Editorial: Power of denial

This week, iPhone maker Apple warned its smartphone users about ongoing Pegasus-like sophisticated mercenary spyware attacks targetting a small number of individuals – often journalists, activists, politicians and diplomats. While such attacks have historically been associated with state actors per past research and reports, the implication of this warning is pronounced in a year when around 60 countries, including India, are going for elections. Such mercenary spyware attacks cost millions of dollars and often have a short shelf life, making them much harder to detect and prevent.

It was just last year that a covert Israel-based spyware company with hacking capabilities comparable to that of NSO Group’s highly-invasive Pegasus was revealed to have customers in at least 10 countries, including North America and Europe. The report confirmed that its hacking tools were employed against opposition party politicians and journalists using a zero-click exploit. The report went on to say that some of the state clients include nations with dismal track records pertaining to widespread human rights issues, such as Mexico and UAE. No specific cases involving Indian operations were found.

But that’s little consolation as episodes involving the use of such surveillance techniques have often been reported, only to be silenced once the next big story drops.

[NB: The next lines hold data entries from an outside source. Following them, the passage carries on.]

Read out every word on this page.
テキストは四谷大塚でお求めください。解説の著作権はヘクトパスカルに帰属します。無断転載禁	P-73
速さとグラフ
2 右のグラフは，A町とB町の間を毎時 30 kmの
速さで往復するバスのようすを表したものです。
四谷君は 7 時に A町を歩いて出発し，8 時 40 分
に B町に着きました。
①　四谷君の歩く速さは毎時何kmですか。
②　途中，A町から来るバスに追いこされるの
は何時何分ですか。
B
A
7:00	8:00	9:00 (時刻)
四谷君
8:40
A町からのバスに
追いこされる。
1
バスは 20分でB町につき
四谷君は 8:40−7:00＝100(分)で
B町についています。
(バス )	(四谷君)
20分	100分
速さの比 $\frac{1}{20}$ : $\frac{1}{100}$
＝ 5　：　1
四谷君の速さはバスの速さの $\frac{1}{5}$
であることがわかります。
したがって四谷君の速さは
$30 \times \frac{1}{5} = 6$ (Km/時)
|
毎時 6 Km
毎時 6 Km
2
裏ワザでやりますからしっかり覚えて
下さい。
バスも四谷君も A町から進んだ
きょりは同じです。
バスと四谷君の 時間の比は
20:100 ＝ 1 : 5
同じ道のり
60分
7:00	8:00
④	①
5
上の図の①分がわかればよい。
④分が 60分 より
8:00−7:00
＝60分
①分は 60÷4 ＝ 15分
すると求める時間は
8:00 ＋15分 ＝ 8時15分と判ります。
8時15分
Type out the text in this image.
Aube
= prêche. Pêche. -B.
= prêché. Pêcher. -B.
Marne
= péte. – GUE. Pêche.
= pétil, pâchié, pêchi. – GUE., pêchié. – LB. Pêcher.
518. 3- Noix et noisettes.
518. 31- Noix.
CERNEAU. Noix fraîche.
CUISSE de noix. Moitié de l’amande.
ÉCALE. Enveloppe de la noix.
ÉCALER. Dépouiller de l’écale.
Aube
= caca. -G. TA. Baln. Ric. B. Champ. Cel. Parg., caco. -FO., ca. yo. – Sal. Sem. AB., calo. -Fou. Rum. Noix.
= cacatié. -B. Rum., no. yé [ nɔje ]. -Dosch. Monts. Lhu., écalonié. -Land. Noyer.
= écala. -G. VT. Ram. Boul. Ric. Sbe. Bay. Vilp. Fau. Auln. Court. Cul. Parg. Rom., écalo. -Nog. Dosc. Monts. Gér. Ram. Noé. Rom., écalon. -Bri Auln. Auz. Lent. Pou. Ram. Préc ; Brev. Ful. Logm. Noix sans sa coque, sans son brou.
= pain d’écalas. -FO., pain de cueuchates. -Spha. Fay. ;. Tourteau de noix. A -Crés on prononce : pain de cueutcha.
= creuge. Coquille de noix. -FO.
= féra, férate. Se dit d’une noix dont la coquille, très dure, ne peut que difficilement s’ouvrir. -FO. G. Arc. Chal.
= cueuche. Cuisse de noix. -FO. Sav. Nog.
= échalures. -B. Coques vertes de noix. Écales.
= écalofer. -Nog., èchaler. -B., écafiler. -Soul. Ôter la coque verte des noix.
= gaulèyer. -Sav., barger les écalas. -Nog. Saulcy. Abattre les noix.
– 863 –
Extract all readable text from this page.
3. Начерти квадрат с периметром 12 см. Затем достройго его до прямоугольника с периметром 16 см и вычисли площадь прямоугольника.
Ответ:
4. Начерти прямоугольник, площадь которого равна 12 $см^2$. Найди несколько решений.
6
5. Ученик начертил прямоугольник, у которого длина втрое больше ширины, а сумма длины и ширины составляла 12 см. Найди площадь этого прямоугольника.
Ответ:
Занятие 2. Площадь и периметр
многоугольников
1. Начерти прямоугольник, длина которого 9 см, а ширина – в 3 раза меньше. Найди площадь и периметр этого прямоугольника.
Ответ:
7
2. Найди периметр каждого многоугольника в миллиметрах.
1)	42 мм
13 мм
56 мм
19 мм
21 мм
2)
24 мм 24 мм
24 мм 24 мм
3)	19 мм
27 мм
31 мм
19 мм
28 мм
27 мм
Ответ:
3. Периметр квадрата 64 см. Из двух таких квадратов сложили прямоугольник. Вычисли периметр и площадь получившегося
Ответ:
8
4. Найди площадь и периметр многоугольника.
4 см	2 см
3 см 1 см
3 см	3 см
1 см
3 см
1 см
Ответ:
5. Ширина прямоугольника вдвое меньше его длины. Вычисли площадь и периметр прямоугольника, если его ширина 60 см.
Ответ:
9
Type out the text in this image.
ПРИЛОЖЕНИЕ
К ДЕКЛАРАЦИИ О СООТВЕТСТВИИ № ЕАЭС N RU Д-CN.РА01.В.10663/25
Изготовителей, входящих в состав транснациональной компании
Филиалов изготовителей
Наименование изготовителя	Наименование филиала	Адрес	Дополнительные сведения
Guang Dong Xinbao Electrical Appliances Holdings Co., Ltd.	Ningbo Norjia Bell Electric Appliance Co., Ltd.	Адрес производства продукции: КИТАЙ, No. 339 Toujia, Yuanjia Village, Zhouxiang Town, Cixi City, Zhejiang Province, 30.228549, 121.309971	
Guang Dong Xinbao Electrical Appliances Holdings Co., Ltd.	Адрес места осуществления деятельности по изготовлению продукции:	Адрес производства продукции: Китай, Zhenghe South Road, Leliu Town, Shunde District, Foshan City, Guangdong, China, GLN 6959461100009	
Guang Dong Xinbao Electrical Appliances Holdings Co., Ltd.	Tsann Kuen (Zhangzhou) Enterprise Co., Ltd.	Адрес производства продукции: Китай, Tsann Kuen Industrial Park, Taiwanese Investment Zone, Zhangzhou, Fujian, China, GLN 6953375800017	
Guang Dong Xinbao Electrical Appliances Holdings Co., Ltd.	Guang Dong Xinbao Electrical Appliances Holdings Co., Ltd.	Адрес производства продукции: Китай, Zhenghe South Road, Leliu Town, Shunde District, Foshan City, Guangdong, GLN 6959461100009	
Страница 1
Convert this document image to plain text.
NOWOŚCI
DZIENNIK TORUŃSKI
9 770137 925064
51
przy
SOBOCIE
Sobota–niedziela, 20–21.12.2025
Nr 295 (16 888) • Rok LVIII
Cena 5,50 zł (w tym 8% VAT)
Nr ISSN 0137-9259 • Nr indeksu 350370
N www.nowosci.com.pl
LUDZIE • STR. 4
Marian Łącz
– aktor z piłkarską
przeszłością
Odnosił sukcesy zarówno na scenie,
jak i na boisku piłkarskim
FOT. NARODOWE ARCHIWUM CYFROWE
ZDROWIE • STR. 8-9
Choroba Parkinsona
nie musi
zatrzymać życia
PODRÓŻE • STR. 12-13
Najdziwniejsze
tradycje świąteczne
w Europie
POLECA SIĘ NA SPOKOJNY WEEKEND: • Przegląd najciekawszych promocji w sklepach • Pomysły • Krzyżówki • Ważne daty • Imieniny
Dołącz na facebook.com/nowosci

Two years ago, a major international daily had reported that India had acquired Pegasus from Israel as part of a defence deal in 2017. A probe led by a global consortium of media outlets revealed how the malware was used by governments around the world to hack phones of dissidents. The phone numbers of the so-called targets were on a database which was believed to be of interest to clients of the NSO Group.

In spite of all the agitation raised by Opposition leaders, the demand for answers fell on deaf ears. Unsurprisingly in 2022, the Supreme Court said its technical expert committee, after months of forensic scrutiny, was unable to find Pegasus spyware in the 29 mobile phones of complainants. The CJI-led bench was categoric in its remarks when it said that the government did not cooperate with the technical committee on scrutiny of the devices for Pegasus spyware.

Then, last year in December, Amnesty International, in partnership with The Washington Post, revealed new details regarding the continued use of Pegasus to target prominent journalists in India, including one who had previously been a victim of an attack using the same spyware. The prospect of eavesdropping on the media or political opponents is now finding champions among world leaders too. Last month, former Polish PM Jaroslaw Kaczynski told a parliamentary committee that he believed Warsaw was in urgent need of advanced spyware. And, despite his leadership position, he wasn’t interested in how or against whom it was used.

Interestingly, the US, which has a dubious reputation vis-a-vis surveillance, cultivated in the post-War years, is waking up to the perils of spyware. In March, the Treasury Department sanctioned a Greece-based spyware company headed by a former Israeli military officer that developed, operated and distributed technology used to target US government officials, journalists and policy experts. The measure comes on the back of Washington restricting its use of commercial spyware tools, under an executive order issued by President Joe Biden. It might be a tall order to get India to enforce such legislation, considering our go-to response is denial.